Kenaikan harga solar dari Rp 4.300,00 menjadi Rp 5.500,00 menjadikan kondisi ekonomi nelayan semakin terpuruk, terlebih karena tanpa kenaikan harga BBM pun nelayan sudah menerima harga yang melebihi harga pasar. Hal ini terjadi karena biaya pengangkutan solar dari distributor ke daerah sekitar pesisir membutuhkan biaya yang besar karena jarak tempuh dalam pendistibusian BBM tersebut cukup jauh. Dengan kenaikan harga BBM, nelayan harus menerima harga yang begitu tinggi, yaitu harga BBM yang secara resmi dinaikkan oleh pemerintah ditambah dengan biaya pendistribusian yang semakin tinggi.
Kenaikan harga BBM akan meningkatkan biaya operasional nelayan. Di beberapa daerah, rata-rata nelayan melaut 3-4 kali dalam satu bulan, namun setelah kenaikan harga BBM, dalam satu bulan hanya melaut 1-2 kali. Padahal, kebanyakan nelayan di Indonesia hanya menggantungan sumber penghasilan dari hasil melaut. Setiap kali melaut, jenis perahu tertentu membutuhkan 10-15 liter solar. Misalkan 15 liter solar diambil sebagai sampel dalam perhitungan, dengan harga solar saat ini (Rp 5.500,00) berarti nelayan harus mengeluarkan biaya sebesar (15 X Rp 5.500,00) atau sebesar Rp 82.500,00. Biaya ini jauh berbeda dengan biaya sebelum kenaikan harga BBM, saat harga solar masih Rp 4.300,00, nelayan mengeluarkan biaya Rp (15 X Rp 4.300,00) atau sebesar Rp 64.500,00. Biaya bahan bakar ini belum ditambah dengan biaya pendistribusian BBM. Pada umumnya, biaya yang dikeluarkan untuk bahan bakar yaitu sekitar 45% dri total biaya produksi setiap melaut.
Peningkatan biaya untuk BBM juga berpengaruh terhadap komponen biaya lain yang merupakan bagian dari biaya operasional. Biaya lain yang turut membengkak yaitu biaya kebutuhan pokok selama melaut, biaya penyediaan es balok, serta biaya lain yang terpengaruh karena kenaikan harga BBM tersebut. Harga kebutuhan pokok dan barang lain sebenarnya telah meningkat sebelum kenaikan harga BBM secara resmi diumumkan oleh pemerintah. Hal ini terjadi karena ekspektasi masyarakat mengenai kenaikan harga BBM, sehingga harga-harga barang meningkat sebelum hagra BBM resmi dinaikkan (terjadi expected inflation).

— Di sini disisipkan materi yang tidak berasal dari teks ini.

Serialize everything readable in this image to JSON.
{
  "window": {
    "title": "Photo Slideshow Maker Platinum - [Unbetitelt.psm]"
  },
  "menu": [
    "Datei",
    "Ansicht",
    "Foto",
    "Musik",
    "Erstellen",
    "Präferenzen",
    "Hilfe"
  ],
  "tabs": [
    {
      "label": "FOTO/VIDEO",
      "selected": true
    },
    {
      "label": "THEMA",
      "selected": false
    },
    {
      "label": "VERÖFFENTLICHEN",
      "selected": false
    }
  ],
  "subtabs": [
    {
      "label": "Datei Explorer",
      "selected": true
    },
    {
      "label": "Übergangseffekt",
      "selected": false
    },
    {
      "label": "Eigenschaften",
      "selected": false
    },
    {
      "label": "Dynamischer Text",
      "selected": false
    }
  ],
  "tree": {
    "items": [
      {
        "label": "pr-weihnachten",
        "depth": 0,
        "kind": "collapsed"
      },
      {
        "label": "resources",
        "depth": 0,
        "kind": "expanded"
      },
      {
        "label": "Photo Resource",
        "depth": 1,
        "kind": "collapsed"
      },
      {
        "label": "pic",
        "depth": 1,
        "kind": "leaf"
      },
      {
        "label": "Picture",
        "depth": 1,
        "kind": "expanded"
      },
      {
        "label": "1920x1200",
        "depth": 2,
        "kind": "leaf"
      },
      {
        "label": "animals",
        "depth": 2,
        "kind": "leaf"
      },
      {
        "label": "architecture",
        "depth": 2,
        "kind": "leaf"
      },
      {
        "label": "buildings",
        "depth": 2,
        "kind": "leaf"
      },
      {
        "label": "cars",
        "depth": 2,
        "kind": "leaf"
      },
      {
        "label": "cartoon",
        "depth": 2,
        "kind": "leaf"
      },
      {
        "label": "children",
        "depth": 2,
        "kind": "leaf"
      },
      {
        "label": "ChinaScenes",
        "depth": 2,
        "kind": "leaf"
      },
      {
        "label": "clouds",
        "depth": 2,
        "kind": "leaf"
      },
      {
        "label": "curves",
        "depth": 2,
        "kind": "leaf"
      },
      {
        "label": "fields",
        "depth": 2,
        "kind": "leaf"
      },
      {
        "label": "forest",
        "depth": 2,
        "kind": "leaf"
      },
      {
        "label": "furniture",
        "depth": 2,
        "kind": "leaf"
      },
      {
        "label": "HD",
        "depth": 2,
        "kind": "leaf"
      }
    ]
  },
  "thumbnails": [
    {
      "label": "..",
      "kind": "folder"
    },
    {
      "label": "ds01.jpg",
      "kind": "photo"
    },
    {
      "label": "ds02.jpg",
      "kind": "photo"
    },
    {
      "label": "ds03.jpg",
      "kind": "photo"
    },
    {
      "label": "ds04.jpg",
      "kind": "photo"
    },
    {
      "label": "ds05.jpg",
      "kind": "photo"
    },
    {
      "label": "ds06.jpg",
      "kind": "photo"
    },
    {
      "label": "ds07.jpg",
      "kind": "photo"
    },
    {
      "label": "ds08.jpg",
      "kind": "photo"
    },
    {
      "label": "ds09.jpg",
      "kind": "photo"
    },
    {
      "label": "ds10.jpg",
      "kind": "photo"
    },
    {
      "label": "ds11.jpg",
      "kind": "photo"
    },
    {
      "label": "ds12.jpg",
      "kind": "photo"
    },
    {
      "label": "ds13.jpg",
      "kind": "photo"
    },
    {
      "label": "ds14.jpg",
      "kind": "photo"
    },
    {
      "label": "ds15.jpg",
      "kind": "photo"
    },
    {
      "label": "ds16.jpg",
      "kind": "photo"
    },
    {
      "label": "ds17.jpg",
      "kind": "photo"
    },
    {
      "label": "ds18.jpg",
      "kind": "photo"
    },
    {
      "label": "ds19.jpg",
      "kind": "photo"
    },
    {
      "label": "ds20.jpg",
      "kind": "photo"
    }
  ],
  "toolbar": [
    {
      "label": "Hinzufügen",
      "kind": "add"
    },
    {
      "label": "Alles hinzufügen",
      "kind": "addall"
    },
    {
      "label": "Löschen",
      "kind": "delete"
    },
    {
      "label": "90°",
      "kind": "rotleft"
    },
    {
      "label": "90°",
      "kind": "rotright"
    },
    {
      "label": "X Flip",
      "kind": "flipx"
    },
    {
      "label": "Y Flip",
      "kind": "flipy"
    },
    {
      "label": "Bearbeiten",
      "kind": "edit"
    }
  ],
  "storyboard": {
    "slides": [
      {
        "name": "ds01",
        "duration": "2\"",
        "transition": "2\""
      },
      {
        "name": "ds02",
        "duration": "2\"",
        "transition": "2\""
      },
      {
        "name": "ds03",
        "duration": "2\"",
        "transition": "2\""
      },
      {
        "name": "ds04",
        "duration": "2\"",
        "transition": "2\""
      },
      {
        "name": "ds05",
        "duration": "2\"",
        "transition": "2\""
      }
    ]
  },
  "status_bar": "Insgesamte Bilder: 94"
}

Ketika sebagian nelayan memutuskan untuk tetap melaut, tenyata kenaikan BBM tersebut diikuti oleh kelangkaan pasokan BBM bagi nelayan di Stasiun Pengisian Bahan Bakar Nelayan (SPDN), padahal nelayan tidak diperbolehkan untuk membeli BBM di Stasiun Pengisian Bahan Bakar Umum (SPBU). Berkurangnya pasokan BBM ke SPDN akan berpengaruh besar terhadap produktivitas nelayan. Di samping itu, tingkat pengagguran akan meningkat karena nelayan yang tidak mampu menutup biaya bahan bakar setelah kenaikan harga BBM akan memilih berhenti melaut daripada menanggung kerugian yang begitu besar. Terlebih, sejauh ini belum terdapat energi alternatif bagi nelayan selain BBM. Kalau BBM akan dihemat, misal penghematan solar, tetap saja solar tesebut harus dicampur dengan minyak tanah, oli atau zat lain yang persentasenya tetap lebih kecil dibandingkan solar yang digunakan. Pengoplosan bahan bakar tersebut akan memperpendek usia perahu nelayan.
Solusi yang dapat dilakukan yaitu dengan pemberian Bantuan Langsung Tunai (BLT) kepada nelayan. Dalam jangka pendek, kebijakan ini merupakan kebijakan yang efektif karena dalam jangka pendek pemerintah tidak dapat memenuhi atau memberikan bantuan secara spesifik terhadap setiap mata pencaharian dalam menghadapi kenaikan harga BBM. Nelayan perlu mendapatkan BLT untuk mengatasi lag yang terjadi akibat kenaikan harga BBM. Kebijakan ini memang hanya merupakan solusi alternatif dalam jangka pendek karena dalam jangka panjang harga-harga akan menyesuaikan dengan sendirinya. Kenaikan harga BBM nantinya akan menjadikan harga ikan laut meningkat pula. Dengan demikian, pendapatan nelayan juga akan meningkat, sehingga nelayan tetap dapat melaut. Namun, hal ini hanya akan terjadi pada jangka panjang karena pada jangka pendek ketika biaya operasional mengingkat dan nelayan meresponnya dengan meningkatkan harga ikan laut, maka permintaan terhadap ikan laut akan berkurang. Jika hal ini terjadi, maka pendapatan nelayan akan berkuranng, padahal biaya operasional membengkak. Akibatnya, apabila tidak diberikan BLT, maka kerugian nelayan dalam jangka pendek akan jauh lebih besar.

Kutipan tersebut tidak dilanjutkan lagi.